So denkt manch einer, wenn er auf einmal irgend etwas im Internet aufrufen möchte und ihm dies nicht gelingt. Allerdings ist die Wahrscheinlichkeit, dass “das Internet” kaputt ist, dann doch recht gering. Ein Atomkrieg oder ein länderübergreifender Stromausfall könnten möglicherweise zu diesem Sachverhalt führen.
Die Ursache ist also woanders zu suchen. Aber wo?
Eine recht einfache Erklärung ist, dass die Verbindung von daheim oder der Firma aus ins Internet zusammen gebrochen ist. Das ist zwar seltener geworden, kommt aber auch im DSL-Zeitalter hin und wieder vor. Der Fehler kann dann in der Telefonleitung bzw. einer Vermittlungsstelle liegen. Viele derartige Störungsmeldungen findet man einigermaßen aktuell unter http://www.heise.de/imonitor/.
Dann kann es sein, dass eine bestimmte Seite nicht abrufbar ist. Am besten probiert man den Aufruf direkt noch einmal, denn manchmal hat der Server, auf dem eine Seite liegt, so etwas wie einen Schluckauf. Das kann durch das Drücken der Taste “F5” geschehen, aber auch durch einen Klick auf den sogenannten Reload-Button. Das ist der Knopf oben im Browser, der mit einem kreisförmigen Pfeil gekennzeichnet ist.
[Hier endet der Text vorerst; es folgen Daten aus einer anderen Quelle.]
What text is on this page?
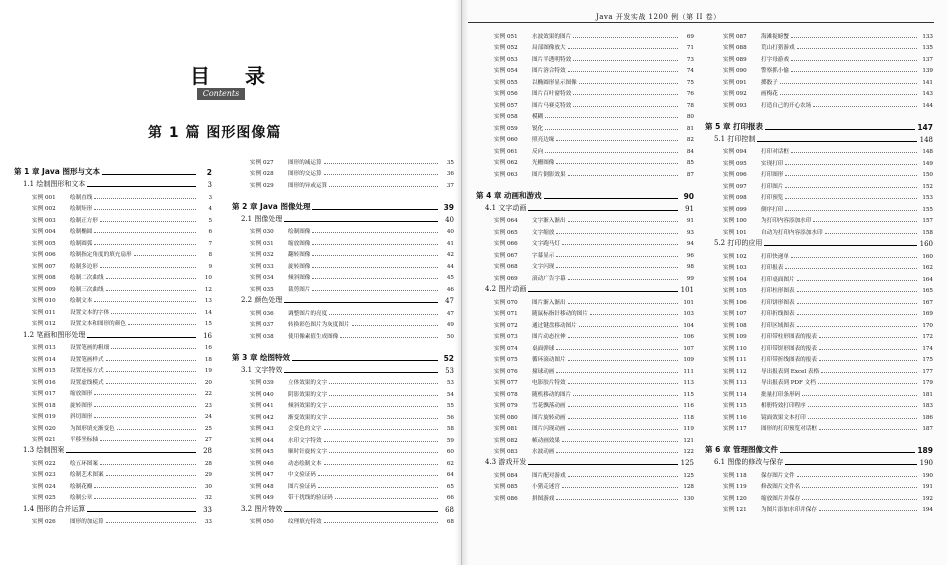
目 录
Contents
第 1 篇 图形图像篇
第 1 章 Java 图形与文本	2
1.1 绘制图形和文本	3
实例 001	绘制直线	3
实例 002	绘制矩形	4
实例 003	绘制正方形	5
实例 004	绘制椭圆	6
实例 005	绘制圆弧	7
实例 006	绘制指定角度的填充扇形	8
实例 007	绘制多边形	9
实例 008	绘制二次曲线	10
实例 009	绘制三次曲线	12
实例 010	绘制文本	13
实例 011	设置文本的字体	14
实例 012	设置文本和图形的颜色	15
1.2 笔画和图形处理	16
实例 013	设置笔画的粗细	16
实例 014	设置笔画样式	18
实例 015	设置连接方式	19
实例 016	设置虚线模式	20
实例 017	缩放图形	22
实例 018	旋转图形	23
实例 019	斜切图形	24
实例 020	为图形填充渐变色	25
实例 021	平移坐标轴	27
1.3 绘制图案	28
实例 022	绘五环图案	28
实例 023	绘制艺术图案	29
实例 024	绘制花瓣	30
实例 025	绘制公章	32
1.4 图形的合并运算	33
实例 026	图形的加运算	33
实例 027	图形的减运算	35
实例 028	图形的交运算	36
实例 029	图形的异或运算	37
第 2 章 Java 图像处理	39
2.1 图像处理	40
实例 030	绘制图像	40
实例 031	缩放图像	41
实例 032	翻转图像	42
实例 033	旋转图像	44
实例 034	倾斜图像	45
实例 035	裁剪图片	46
2.2 颜色处理	47
实例 036	调整图片的亮度	47
实例 037	转换彩色图片为灰度图片	49
实例 038	使用像素值生成图像	50
第 3 章 绘图特效	52
3.1 文字特效	53
实例 039	立体效果的文字	53
实例 040	阴影效果的文字	54
实例 041	倾斜效果的文字	55
实例 042	渐变效果的文字	56
实例 043	会变色的文字	58
实例 044	水印文字特效	59
实例 045	顺时针旋转文字	60
实例 046	动态绘制文本	62
实例 047	中文验证码	64
实例 048	图片验证码	65
实例 049	带干扰线的验证码	66
3.2 图片特效	68
实例 050	纹理填充特效	68
Java 开发实战 1200 例（第 II 卷）
实例 051	水波效果的图片	69
实例 052	局部图像放大	71
实例 053	图片半透明特效	73
实例 054	图片溶合特效	74
实例 055	以椭圆形显示图像	75
实例 056	图片百叶窗特效	76
实例 057	图片马赛克特效	78
实例 058	模糊	80
实例 059	锐化	81
实例 060	照亮边缘	82
实例 061	反向	84
实例 062	光栅图像	85
实例 063	图片倒影效果	87
第 4 章 动画和游戏	90
4.1 文字动画	91
实例 064	文字渐入渐出	91
实例 065	文字缩放	93
实例 066	文字跑马灯	94
实例 067	字幕显示	96
实例 068	文字闪现	98
实例 069	滚动广告字幕	99
4.2 图片动画	101
实例 070	图片渐入渐出	101
实例 071	随鼠标指针移动的图片	103
实例 072	通过键盘移动图片	104
实例 073	图片动态拉伸	106
实例 074	桌面弹球	107
实例 075	循环滚动图片	109
实例 076	撞球动画	111
实例 077	电影胶片特效	113
实例 078	随机移动的图片	115
实例 079	雪花飘落动画	116
实例 080	图片旋转动画	118
实例 081	图片闪现动画	119
实例 082	帧动画效果	121
实例 083	水波动画	122
4.3 游戏开发	125
实例 084	图片配对游戏	125
实例 085	小猪走迷宫	128
实例 086	拼图游戏	130
实例 087	海滩捉螃蟹	133
实例 088	荒山打猎游戏	135
实例 089	打字母游戏	137
实例 090	警察抓小偷	139
实例 091	掷骰子	141
实例 092	画梅花	143
实例 093	打造自己的开心农场	144
第 5 章 打印报表	147
5.1 打印控制	148
实例 094	打印对话框	148
实例 095	实现打印	149
实例 096	打印图形	150
实例 097	打印图片	152
实例 098	打印预览	153
实例 099	倒序打印	155
实例 100	为打印内容添加水印	157
实例 101	自动为打印内容添加水印	158
5.2 打印的应用	160
实例 102	打印快递单	160
实例 103	打印报表	162
实例 104	打印桌面图片	164
实例 105	打印柱形图表	165
实例 106	打印饼形图表	167
实例 107	打印折线图表	169
实例 108	打印区域图表	170
实例 109	打印带柱形图表的报表	172
实例 110	打印带饼形图表的报表	174
实例 111	打印带折线图表的报表	175
实例 112	导出报表到 Excel 表格	177
实例 113	导出报表到 PDF 文档	179
实例 114	批量打印条形码	181
实例 115	相册特效打印程序	183
实例 116	镜面效果文本打印	186
实例 117	图形的打印预览对话框	187
第 6 章 管理图像文件	189
6.1 图像的修改与保存	190
实例 118	保存图片文件	190
实例 119	修改图片文件名	191
实例 120	缩放图片并保存	192
实例 121	为图片添加水印并保存	194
Wenn das nicht hilft, dann sollte man die Schreibweise der Internetadresse in der Adresszeile des Browsers überprüfen. Diese beginnt bei normalen Internetseiten immer mit einem “http://”, falls man sich in einem passwortgeschützten Bereich einer Internetseite befindet oder dorthin will, auch gerne mich einem “https://”. Meistens folgt dann ein “www.” - dies muss aber nicht so sein und gerät auch immer mehr aus der Mode. Dahinter folgt die eigentliche Seite - meist ein leicht zu merkender Name aus Kleinbuchstaben, Zahlen und Bindestrichen. Nach einem weiteren Punkt folgt dann die sogenannte “Top Level Domain”. Diese kann Aufschluss darüber geben, aus welchem Land eine Internetseite ist und ob beispielsweise eine Firma oder eine bestimmte Institution dahinter steht.
Da das alles so verwirrend ist, hier ein Beispiel: http://www.e-fee.de - das “de” steht für Deutschland.
Hinter einem Schrägstrich (/) kann dann ein sogenannter Pfad folgen, der ganz genau sagt, auf welche Datei zugegriffen werden soll oder welche Daten geladen werden sollen.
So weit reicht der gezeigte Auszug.